We constantly have problems with various timeouts on the release of
our mirror volumes creating locked volumes or stuck transactions; this
then requires significant manual intervention. This has been
discussed multiple times, but this short exchange from #openafs
probably sums it up best:
Sep 11 13:32:35 <auristor> The timeout problem is due to the fact
that UV_ReleaseVolume performs multiple RPCs. vos acquires a token
from the cache manager when it starts. it has no method of acquiring
a new token if it expired during an RPC. Therefore, if the token did
expire the remaining RPCs are performed unauthenticated. Without
appropriate permissions the cleanup of the volservers, writing the
updating VL entry will fail.
Sep 11 13:33:59 <auristor> A frequent solution is to deploy a remctld
service which has access to issue vos commands as -localauth and then
use remctld ACLs to restrict the identities of the processes that are
permitted to request the volume release.
Sep 11 14:37:28 <kaduk> Yeah, the -localauth tokens are pretty key
for long-running stuff, at the moment.
Indeed remctl [1] has been written to be the kerberos-based remote
control AFS wrapper. However, it is complex to setup, uses a lot of
Perl and it is unlikely to be familiar to very many people (making the
footprint of people who can help us admin it low). Getting it wrong
seems to be a pretty good vector for remote exploits. It does not
seem to be a good fit.
However, we can take a simpler approach. We can use Ansible to setup
our afs server to allow a particular key to run a release script that
wraps the "vos release -localauth" for us. With this in place, we can
update the scripts that run on mirror-update to ssh remotely and call
this, rather than call "vos release" directly.

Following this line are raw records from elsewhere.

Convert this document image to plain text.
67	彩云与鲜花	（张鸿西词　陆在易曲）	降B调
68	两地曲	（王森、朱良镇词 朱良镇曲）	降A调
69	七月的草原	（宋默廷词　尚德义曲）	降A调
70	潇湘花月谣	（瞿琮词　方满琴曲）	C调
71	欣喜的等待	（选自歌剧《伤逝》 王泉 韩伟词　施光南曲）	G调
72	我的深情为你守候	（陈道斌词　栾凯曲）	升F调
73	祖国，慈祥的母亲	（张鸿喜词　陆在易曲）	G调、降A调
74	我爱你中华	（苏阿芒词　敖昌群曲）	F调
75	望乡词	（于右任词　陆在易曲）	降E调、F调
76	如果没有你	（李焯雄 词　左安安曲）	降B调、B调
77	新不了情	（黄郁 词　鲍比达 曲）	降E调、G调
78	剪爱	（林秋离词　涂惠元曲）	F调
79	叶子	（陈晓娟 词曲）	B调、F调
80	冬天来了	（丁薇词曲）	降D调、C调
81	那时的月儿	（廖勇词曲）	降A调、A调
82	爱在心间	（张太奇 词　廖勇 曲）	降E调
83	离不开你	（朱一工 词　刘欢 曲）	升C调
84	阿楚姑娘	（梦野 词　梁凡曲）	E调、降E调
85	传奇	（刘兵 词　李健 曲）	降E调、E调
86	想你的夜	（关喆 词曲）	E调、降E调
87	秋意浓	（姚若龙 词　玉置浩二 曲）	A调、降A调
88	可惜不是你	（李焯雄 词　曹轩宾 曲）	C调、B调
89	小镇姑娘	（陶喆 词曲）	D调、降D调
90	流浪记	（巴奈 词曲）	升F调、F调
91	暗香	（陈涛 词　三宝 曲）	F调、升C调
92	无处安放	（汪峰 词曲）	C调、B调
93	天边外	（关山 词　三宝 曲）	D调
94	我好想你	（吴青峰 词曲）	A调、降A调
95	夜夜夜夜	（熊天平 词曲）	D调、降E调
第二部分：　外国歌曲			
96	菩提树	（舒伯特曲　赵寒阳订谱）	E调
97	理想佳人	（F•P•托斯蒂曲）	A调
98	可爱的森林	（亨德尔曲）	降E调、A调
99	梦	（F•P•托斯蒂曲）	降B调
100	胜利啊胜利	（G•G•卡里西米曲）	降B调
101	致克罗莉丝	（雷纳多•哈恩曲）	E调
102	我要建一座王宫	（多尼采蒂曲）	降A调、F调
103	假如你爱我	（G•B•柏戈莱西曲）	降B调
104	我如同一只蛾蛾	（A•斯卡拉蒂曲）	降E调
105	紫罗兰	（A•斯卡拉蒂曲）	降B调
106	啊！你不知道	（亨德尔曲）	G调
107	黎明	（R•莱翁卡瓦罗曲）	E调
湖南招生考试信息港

This implements this basic support for the remote script. A new key
will be generated on mirror-update.opendev.org and it will be allowed
to run the vos_release.sh script remotely; which filters the command
to just do "vos release -localauth".
After we have tested this, we can start using it in scripts. I think
time will tell if we need locking or other features; this seems like
the KISS place to start.
[1] https://www.eyrie.org/~eagle/software/remctl/remctl.html
Change-Id: I6c96f89c6f113362e6085febca70d58176f678e7